Niedawno przedstawiałam przepis na chleb wieloziarnisty bez zagniatania. Tak mi się spodobał, tak mi zasmakował, że postanowiłam ponownie skorzystać z tego przepisu. Przeszukałam szafki w poszukiwaniu ziaren użytych poprzednio, lecz nic nie znalazłam. Wszystko zostało skonsumowane. Ale znalazłam inne - pestki dyni, sezam, mam. I tak powstała kolejna wariacja chleba wieloziarnistego:) Rewelacyjnie smakuje! Przyjemnie czuć mak. Jest lekki, delikatnie wilgotnawy, z dużymi dziurami. Dla mnie bomba:)
Składniki (na 2 bochenki):
- 1 kg mąki pszennej
- 12 łyżek pestek dyni
- 6 łyżek sezamu
- ok. 1/4 szkl. maku (na oko)
- 1,5 łyżeczki soli
- 50 g świezych drożdży
- 1 l wody
Mąkę
wymieszać dobrze z ziarnami, solą oraz pokruszonymi drożdżami.
Dodać ciepłej wody i wyrobić luźne ciasto, a następnie odstawić na 20
minut do wyrośnięcia.
Wyrobić
ponownie, ja po prostu mocno rozmieszałam łyżką (dalej ciasto będzie luźne) i
przełożyć do natłuszczonych i oprószonych mąką foremek keksowych.

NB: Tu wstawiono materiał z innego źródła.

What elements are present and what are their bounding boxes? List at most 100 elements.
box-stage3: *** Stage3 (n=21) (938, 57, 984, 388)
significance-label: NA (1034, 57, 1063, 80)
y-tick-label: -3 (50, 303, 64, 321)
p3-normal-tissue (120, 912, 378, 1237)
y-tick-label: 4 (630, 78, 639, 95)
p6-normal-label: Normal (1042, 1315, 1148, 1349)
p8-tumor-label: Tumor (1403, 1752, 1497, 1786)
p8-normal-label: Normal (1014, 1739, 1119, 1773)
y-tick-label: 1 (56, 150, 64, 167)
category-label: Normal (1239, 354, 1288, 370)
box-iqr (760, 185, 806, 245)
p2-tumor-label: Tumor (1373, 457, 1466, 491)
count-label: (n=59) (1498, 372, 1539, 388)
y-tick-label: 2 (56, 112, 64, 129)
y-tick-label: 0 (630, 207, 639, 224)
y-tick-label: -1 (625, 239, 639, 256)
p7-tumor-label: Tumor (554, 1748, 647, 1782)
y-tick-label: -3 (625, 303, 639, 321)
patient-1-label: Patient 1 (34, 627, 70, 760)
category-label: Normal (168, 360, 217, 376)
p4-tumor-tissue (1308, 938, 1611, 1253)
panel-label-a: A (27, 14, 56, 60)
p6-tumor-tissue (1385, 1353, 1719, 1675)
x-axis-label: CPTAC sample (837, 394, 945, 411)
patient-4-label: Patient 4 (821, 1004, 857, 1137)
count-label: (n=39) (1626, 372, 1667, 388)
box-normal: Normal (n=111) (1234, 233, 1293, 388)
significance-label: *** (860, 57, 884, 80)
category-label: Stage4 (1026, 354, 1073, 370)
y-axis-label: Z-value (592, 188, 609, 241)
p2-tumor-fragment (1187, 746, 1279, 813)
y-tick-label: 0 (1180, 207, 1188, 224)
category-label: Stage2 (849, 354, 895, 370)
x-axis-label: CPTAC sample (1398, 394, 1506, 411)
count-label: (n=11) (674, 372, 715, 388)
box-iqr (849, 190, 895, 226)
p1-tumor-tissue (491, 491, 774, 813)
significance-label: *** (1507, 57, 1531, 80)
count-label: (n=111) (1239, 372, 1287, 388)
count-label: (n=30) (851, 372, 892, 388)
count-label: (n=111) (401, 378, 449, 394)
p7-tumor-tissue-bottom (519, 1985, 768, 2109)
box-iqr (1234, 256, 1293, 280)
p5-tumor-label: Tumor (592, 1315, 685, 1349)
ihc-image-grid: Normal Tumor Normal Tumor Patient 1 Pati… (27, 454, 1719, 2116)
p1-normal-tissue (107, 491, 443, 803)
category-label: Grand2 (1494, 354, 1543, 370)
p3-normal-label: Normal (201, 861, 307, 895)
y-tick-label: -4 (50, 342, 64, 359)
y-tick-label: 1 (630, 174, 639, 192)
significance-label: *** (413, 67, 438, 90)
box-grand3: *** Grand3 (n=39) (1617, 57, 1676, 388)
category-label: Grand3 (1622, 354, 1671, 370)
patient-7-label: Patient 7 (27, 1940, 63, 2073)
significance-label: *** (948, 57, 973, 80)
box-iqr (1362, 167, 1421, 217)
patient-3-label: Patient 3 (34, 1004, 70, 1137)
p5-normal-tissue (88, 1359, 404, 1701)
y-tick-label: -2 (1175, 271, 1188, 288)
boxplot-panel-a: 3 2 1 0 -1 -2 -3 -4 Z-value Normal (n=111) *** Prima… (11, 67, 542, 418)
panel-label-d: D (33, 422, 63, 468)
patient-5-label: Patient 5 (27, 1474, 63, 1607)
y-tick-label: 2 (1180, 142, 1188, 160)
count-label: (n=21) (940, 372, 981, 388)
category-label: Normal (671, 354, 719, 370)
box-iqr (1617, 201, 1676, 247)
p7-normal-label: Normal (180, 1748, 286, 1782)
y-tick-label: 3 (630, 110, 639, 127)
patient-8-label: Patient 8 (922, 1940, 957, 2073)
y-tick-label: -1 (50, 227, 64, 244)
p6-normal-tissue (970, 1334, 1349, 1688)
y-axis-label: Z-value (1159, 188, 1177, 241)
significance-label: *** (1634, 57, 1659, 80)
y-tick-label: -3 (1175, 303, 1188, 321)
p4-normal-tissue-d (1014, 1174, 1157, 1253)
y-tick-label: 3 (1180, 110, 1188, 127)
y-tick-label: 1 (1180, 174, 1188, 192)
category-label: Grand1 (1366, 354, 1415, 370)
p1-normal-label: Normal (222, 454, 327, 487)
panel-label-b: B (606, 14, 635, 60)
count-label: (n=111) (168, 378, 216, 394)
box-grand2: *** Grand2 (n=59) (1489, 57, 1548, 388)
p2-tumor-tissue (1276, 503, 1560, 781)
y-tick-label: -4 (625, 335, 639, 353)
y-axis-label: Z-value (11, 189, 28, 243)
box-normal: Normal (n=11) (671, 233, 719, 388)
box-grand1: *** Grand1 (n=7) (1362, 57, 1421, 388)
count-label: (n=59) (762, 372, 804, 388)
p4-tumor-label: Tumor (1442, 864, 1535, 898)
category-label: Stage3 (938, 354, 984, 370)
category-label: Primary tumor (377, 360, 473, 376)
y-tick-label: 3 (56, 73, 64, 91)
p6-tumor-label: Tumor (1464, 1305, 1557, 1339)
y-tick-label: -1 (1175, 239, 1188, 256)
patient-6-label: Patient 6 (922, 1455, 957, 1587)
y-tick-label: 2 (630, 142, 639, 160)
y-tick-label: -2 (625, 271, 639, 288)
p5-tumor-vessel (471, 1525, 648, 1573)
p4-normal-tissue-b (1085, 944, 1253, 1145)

Odstawić do wyrośnięcia (czas rośnięcia trzeba wyczuć, z pewnością nie
musi podwoić objętości - rośnie bardzo intensywnie i krótko i wystarczy jak trochę
podrośnie, inaczej może się nie udać; u mnie rósł około 30 minut). Piec około 1 godziny w temperaturze 230ºC. Jeśli wierzch by się przypiekał, można przykryć go folią aluminiową. Chleb jest gotowy, gdy wyjęty z foremki i postukany od dołu wyda głuchy dźwięk.